At present, the study of probiotics for the treatment of functional constipation is usually based on the number of weekly bowel movements, the total score of constipation-related symptoms and the total score of fecal traits to describe the therapeutic effect of probiotics (30). This study found that probiotics have different therapeutic effects in patients with functional constipation rather than what they do in healthy patients, which may be due to the small sample size, different experimental design methods performed, different probiotic strains used, different doses and different durations of administration.
An important advantage of our analysis is that it focuses on a well-defined single bio-probiotic microorganism, L. reuteri DSM 17938. Thus, our results precisely defined the effects of the administration of L. reuteri DSM 17938 in patients with FC. Decreased number of bowel movements is one of the important diagnostic criteria for functional constipation, and the increase in the number of bowel movements after oral probiotics is not only a manifestation of the relief of functional constipation, but also helps to alleviate anxiety and improve the quality of life of patients, it has important clinical implications.

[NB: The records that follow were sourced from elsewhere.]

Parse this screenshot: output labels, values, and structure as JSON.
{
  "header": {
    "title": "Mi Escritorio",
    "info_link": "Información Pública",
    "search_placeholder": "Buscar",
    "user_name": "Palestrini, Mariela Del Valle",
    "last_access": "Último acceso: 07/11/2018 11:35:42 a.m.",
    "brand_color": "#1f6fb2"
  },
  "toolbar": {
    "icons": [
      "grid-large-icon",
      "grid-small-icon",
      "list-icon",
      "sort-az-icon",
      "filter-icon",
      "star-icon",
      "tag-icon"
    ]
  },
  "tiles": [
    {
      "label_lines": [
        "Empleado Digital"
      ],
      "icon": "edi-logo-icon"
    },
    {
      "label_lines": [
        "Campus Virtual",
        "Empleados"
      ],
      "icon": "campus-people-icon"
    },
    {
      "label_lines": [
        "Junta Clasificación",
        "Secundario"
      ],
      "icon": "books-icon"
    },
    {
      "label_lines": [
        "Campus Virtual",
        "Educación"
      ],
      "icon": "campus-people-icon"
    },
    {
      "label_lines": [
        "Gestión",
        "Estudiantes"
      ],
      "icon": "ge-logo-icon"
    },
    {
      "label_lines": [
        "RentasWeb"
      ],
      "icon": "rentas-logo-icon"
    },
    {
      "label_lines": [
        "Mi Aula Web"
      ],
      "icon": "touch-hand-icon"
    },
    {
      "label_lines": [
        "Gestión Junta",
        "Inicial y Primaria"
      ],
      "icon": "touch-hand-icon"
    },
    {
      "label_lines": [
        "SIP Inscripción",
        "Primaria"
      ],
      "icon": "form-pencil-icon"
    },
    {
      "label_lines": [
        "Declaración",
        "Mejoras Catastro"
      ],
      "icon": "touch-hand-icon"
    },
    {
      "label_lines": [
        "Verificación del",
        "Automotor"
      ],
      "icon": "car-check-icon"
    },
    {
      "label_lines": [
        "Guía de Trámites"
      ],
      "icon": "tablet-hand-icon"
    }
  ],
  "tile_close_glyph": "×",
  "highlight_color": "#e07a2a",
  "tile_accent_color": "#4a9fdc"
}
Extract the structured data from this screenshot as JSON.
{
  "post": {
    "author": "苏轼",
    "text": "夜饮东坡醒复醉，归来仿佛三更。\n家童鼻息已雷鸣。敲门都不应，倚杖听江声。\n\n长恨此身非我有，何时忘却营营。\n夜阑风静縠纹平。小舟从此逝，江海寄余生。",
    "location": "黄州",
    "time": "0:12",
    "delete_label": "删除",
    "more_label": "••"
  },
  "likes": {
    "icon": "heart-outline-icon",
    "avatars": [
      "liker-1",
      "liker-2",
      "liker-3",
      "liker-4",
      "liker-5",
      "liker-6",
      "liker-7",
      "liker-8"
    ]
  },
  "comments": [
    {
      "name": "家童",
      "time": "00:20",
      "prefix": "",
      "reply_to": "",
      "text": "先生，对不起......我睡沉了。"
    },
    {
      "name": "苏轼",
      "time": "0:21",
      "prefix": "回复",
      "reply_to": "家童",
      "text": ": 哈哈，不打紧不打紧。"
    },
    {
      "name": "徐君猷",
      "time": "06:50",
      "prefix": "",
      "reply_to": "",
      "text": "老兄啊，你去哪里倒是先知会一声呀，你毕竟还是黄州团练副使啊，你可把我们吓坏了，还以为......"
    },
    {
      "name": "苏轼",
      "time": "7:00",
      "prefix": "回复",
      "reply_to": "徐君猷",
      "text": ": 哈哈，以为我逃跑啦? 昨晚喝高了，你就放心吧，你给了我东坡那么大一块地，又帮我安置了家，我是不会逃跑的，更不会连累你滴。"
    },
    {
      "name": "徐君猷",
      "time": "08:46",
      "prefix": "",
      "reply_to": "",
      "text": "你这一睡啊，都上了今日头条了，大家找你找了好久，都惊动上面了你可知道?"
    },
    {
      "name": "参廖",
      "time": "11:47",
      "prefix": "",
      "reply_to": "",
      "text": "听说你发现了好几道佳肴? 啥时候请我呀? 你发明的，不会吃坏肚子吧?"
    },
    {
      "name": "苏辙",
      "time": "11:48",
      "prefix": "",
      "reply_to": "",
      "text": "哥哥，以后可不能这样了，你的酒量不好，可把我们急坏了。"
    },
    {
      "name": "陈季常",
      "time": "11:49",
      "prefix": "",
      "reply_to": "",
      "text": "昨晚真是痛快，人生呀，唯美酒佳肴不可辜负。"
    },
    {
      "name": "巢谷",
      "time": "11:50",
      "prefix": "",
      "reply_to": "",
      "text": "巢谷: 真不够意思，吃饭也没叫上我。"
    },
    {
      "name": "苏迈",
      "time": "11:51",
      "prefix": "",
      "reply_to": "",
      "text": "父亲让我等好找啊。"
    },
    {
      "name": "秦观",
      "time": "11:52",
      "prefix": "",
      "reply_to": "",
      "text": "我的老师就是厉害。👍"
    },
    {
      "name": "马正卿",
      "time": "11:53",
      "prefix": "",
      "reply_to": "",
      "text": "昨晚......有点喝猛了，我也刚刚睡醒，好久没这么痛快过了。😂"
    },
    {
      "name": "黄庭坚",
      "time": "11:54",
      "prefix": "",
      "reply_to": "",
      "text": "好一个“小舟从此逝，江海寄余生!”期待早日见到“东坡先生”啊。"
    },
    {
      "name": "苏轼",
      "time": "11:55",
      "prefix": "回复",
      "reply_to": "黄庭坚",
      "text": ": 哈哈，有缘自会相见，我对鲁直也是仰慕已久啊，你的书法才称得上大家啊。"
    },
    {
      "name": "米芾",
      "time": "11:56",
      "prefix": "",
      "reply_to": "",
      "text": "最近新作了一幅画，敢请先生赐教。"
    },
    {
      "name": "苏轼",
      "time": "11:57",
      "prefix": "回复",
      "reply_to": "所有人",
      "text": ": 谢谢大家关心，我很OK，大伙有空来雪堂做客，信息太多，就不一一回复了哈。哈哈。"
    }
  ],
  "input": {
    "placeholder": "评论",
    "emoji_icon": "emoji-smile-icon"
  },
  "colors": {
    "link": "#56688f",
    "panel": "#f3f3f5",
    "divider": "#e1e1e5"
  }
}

However, there are also many limitations to this analysis. Gray literature was not retrieved, and the search language was limited to Chinese and English. There was also variation in not only the number of trials but also the sample sizes in the trials. There are few criteria used for evaluating the effect of L. reuteri DSM 17938 for FC, but this study included only the number of bowel movements and stool consistency. In addition, it should be stated that although Riezzo's research lasted for 105 days, Flavia's research lasted for 12 weeks, we still included those in the statistics. It is because their experiments have produced clinical effects in 4-8 weeks, and there is no significant difference between the 12th week and the week before.
Our meta-analysis provides evidence that L. reuteri DSM 17938 supplementation improves stool frequency but not stool consistency in patients of all ages. For FC patients, the increased frequency of defecation may largely alleviate the pain of defecation. The results demonstrate the beneficial effects of L. reuteri DSM 17938 in functional chronic patients. More adequately powered RCTs are needed to determine which doses and duration of L. reuteri DSM 17938 are efficacious in FC treatment. Moreover, the need to study the mechanisms of action of L. reuteri DSM 17938 is warranted.